VMWare, virtual disks, windows software raid

raidvmware-esxi

On a guest Windows OS under VMWare ESXi, is configuring software raid 1 between 2 virtual disks, residing on 2 seperate physical disks, a good idea? Performance, scalability, managability and fault-tolerance -wise?

EDIT: To clarify: The idea is 2 seperate physical drives, 2 datastores, and no other VM to use them. Also, RDM is not an option for me in this case.

Best Answer

Fault tolerance will be the same, but I think your performance and manageability will suffer compared to doing RAID1 on the host, especially if you have any other VMs using those same disks.

For one, doing software RAID in a guest will use up some of the guest's CPU slice, and if you ever have CPU contention, it's going to kill the disk performance of that guest.

Second, problems with disk contention will be compounded by the fact that your Windows VM will be competing with (presumably) twice as many VMs at the host's logical disk level--one set of VMs for the host's logical disk 1, and another set of VMs for the host's logical disk 2. If one VM goes disk-hungry on either of the disks, your in-guest RAID1 performance is going to suffer. Granted, this can also happen if you RAID at the host level, but it will be more predictable then, and you can more easily figure out which guest to move to another set of disks. Doing RAID inside the guest means manageability will be horrible as you try to balance your other VMs so that they don't kill the performance of that in-guest RAID.

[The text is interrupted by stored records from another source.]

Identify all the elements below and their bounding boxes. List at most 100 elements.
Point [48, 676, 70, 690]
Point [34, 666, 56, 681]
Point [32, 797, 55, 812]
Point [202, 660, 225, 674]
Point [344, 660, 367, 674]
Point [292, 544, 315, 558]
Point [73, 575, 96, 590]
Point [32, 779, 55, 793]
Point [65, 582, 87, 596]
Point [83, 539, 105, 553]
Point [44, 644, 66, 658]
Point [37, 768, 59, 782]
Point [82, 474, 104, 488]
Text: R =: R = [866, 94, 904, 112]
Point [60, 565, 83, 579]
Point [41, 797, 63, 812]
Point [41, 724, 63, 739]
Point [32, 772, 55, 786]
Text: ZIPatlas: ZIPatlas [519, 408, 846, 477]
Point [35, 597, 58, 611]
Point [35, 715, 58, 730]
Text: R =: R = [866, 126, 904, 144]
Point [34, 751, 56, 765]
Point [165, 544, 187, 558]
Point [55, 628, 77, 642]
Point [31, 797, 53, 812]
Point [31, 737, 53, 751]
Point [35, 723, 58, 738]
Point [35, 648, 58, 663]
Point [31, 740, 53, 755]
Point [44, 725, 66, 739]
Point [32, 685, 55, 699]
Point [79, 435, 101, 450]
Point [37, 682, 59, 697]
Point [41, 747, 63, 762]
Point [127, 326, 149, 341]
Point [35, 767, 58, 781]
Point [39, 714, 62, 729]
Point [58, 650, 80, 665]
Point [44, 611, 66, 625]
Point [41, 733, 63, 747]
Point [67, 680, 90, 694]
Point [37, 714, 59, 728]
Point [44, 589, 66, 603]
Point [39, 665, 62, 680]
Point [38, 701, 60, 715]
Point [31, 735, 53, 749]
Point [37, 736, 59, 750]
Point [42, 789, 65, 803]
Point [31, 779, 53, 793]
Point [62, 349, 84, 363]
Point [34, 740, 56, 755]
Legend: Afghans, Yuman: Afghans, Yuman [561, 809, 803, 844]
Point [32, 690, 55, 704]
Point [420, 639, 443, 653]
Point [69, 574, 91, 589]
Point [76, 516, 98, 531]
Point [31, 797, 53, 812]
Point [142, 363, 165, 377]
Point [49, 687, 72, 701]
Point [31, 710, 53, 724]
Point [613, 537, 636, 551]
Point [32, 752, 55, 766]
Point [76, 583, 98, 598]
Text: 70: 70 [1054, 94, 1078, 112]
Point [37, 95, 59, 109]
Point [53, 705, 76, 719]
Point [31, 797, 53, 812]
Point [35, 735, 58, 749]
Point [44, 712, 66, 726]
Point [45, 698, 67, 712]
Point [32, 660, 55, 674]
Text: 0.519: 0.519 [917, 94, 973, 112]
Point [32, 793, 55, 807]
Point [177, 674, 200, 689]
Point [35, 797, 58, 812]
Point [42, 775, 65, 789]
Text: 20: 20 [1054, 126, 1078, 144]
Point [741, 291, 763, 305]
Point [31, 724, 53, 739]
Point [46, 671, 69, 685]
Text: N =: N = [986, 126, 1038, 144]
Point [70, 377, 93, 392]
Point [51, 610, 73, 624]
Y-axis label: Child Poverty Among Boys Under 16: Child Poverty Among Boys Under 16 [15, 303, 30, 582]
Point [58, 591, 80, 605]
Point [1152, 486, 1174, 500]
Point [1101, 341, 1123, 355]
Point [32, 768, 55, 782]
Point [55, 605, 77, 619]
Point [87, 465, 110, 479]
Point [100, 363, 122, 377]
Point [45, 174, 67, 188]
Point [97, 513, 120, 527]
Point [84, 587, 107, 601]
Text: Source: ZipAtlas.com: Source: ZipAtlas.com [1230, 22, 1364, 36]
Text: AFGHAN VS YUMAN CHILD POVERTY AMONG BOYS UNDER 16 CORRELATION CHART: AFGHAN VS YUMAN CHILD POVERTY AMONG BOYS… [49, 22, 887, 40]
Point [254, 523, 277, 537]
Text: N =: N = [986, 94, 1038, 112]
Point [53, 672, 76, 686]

Third, if you're using expanding VMDKs (i.e., not preallocated), you're going to have to deal with different fragmentation patterns on the physical disks. One VMDK might be fragmented across a certain set of physical disk extents, while the other VMDK is fragmented across a different set of physical disk extents, because presumably different VMs' virtual disks span different physical disk extents. Take a simple example, where each letter is the name of a guest, and each letter+number is the start of a physical disk extent used by that VMDK:

A1------B1--------A2B2A3B3

C1-A1-C2-A2-C3-A3---------

Your in-guest mirror's disk performance is going to boil down to the worst of both physical disk layouts. On the flip side, the physical disk access patterns of your in-guest mirror will also impact the performance of the other guests on both disks. If you were to have the disks mirrored at the host level, the disk layout and fragmentation would be the same on both disks all the way down to the device, performance would be more predictable.

If you're unlucky enough to have both CPU contention and disk contention, the guest running your in-guest RAID1 is going to come to a grinding halt--not to mention, all the other guests that are competing for the same CPU slices and disk I/O.

So if you can't pony up for RAID at the host level, I would at least minimize the potential for disk contention by ensuring the physical disks are used solely by the single guest running RAID--in other words, don't let any other guests use those datastores. (You might even want to go so far as to add the RAW disks to the guest instead of using VMDKs.) That way, your only concern is CPU contention, which you should be able to manage more predictably.